Exploration licenses surrendered

However, others are. In June, 12 exploration licenses were surrendered to regulators, leaving the holders facing penalties of up to 25 percent of a total C$275 million, less qualifying expenses. Another 11 licenses carrying C$55 million in commitments are due to expire Dec. 31.

But perhaps the watershed will be reached over the next two years as Marathon and its partners decide what to do with two licenses, worth a combined C$370 million, easily the highest bids yet made for offshore Nova Scotia prospects.

The Empire and Cortland leases adjoin the Annapolis block where Marathon found gas deposits in 100 feet of rock formations in 2002 with its G-24 well, but decided to move to Crimson in the same block rather than drill a delineation well.

Empire is shared by Marathon 50 percent and two 25 percent partners, Murphy Oil and Norsk Hydro Canada Oil & Gas, while Cortland is held by Marathon at 75 percent and Murphy at 25 percent.

Marathon spokesman Paul Weeditz told Petroleum News that data from the Crimson well will be integrated with the company’s other information to determine the company’s next move.

In 2002, Marathon indicated it had identified 10 prospects/leads on trend with Annapolis over three blocks.

On the larger picture for Nova Scotia, Weeditz said it is too early to “make any sort of rash judgments on what the future might hold for us or our partners.”

Odds debated; also regulatory concerns

The chances of explorers making a find in the fledgling basin have been repeated endlessly to bolster optimism.

Tim Brownlow, chairman of the Offshore/Onshore Technologies Association of Nova Scotia, said the chances of a discovery off Nova Scotia are close to one in six, compared with the global average of one in 10 for significant finds.

“We’re not dead yet,” he said, noting the region has logged just 130 wells compared with more than 20,000 in the Gulf of Mexico.

But not everyone is on the same page as Brownlow.
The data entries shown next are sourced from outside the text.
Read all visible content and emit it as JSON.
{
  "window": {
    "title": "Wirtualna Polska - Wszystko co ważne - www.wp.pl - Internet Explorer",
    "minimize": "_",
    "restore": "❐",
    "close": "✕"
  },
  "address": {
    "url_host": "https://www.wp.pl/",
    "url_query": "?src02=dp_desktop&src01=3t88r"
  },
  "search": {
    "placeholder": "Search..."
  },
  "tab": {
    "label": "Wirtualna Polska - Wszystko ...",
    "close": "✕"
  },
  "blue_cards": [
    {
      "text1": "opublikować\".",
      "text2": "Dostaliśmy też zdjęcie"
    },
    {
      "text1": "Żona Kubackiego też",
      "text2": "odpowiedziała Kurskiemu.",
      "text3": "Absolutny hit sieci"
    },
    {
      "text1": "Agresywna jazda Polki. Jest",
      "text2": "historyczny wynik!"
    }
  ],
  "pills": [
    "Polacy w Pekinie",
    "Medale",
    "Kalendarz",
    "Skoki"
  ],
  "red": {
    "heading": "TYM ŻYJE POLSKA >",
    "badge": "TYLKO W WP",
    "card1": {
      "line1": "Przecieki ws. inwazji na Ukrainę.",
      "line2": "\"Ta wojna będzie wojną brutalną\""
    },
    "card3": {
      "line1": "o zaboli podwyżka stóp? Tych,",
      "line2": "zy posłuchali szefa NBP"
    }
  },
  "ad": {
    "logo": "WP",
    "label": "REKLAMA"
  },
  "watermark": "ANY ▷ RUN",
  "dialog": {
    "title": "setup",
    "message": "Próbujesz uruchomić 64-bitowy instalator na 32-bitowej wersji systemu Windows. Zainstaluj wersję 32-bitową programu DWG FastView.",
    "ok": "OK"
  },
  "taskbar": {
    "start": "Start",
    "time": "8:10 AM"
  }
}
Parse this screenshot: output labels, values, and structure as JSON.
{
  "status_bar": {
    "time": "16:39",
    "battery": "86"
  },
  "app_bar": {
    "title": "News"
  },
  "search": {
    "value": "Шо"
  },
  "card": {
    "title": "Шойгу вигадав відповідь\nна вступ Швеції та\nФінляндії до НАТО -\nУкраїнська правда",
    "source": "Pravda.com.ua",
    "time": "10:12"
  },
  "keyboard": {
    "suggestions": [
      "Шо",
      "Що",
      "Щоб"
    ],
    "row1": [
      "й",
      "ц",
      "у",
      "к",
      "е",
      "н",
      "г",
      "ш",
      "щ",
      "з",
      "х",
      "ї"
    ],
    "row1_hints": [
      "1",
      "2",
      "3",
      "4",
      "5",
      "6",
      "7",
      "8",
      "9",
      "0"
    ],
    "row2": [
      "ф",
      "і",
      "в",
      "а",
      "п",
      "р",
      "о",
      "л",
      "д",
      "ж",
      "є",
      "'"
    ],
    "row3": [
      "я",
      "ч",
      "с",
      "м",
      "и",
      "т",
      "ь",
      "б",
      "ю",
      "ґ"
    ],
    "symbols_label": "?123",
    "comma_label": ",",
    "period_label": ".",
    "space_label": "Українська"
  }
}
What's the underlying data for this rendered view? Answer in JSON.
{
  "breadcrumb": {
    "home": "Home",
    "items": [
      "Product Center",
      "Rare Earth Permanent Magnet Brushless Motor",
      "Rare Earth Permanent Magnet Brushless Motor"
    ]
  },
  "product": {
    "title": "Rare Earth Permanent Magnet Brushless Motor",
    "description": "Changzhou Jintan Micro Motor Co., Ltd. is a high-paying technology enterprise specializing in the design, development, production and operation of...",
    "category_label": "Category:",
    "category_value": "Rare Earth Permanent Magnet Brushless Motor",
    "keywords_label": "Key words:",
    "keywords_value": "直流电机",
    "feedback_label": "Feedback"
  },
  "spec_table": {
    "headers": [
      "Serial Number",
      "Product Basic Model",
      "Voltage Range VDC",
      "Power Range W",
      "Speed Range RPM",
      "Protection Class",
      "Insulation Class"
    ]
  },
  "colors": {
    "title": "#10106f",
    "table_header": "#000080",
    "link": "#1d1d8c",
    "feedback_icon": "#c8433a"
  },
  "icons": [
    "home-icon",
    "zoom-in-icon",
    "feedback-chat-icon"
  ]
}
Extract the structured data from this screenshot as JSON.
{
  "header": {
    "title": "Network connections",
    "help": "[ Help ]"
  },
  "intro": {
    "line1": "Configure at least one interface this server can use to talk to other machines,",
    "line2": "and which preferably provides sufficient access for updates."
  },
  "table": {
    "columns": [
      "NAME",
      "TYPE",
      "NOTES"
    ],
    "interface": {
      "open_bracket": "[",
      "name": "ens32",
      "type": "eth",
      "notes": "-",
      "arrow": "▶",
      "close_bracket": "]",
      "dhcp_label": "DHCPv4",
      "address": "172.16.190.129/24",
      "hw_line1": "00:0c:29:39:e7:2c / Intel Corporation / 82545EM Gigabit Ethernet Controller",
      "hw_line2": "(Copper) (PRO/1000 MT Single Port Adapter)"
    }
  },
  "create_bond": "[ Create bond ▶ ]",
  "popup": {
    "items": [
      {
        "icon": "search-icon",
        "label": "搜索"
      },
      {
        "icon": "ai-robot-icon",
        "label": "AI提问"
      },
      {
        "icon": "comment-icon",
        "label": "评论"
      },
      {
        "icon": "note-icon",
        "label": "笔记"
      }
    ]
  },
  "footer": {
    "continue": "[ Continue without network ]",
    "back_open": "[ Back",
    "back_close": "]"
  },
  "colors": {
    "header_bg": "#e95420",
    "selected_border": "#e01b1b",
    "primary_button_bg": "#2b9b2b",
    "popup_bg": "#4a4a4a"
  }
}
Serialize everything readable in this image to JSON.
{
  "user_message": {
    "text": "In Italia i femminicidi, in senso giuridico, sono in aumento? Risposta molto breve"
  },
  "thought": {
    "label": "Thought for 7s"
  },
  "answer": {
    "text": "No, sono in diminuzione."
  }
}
A FirstEnergy Capital study suggested there is only one chance in 232 of drilling a successful well, although it said that could be reduced by a factor of 10 if seismic and geological data were on the mark.

However, David Chaundy, senior economist with the Atlantic Provinces Economic Council, said the string of dry holes “reinforces” the urgent need for a major discovery to “revive momentum in the offshore and to sustain investment activity.”

Brian Lee Crowley, president of the Atlantic Institute for Market Studies, said there is now a serious concern that companies will be discouraged from entering the region, given the regulatory burden they face.

“In the short term things are not looking very good,” he conceded.

Few immediate plans

On the immediate horizon, other than Marathon’s decisions on its major exploration licenses, there is little to focus on.

The Annapolis G-24 well and ChevronTexaco’s Newburn H-23 wells, both drilled in 2002, are scheduled to come off tight hole status this summer.

Canadian Superior Energy, after a controversy over its Mariner I-85 well earlier this year, has hired the geophysical survey vessel M/V Anticosti to start wellsite survey work on two new Mariner drilling locations. But, having lost its original Mariner partner El Paso, the Calgary-based junior might need backing to share the costs.

BEPCo, owned by the rich Bass family of Texas, is moving ahead with plans to drill two wells in the 2005-2007 period.

Other than that, member companies of the Canadian Association of Petroleum Producers have started to re-interpret the geological model that has been the basis of recent activity in the offshore.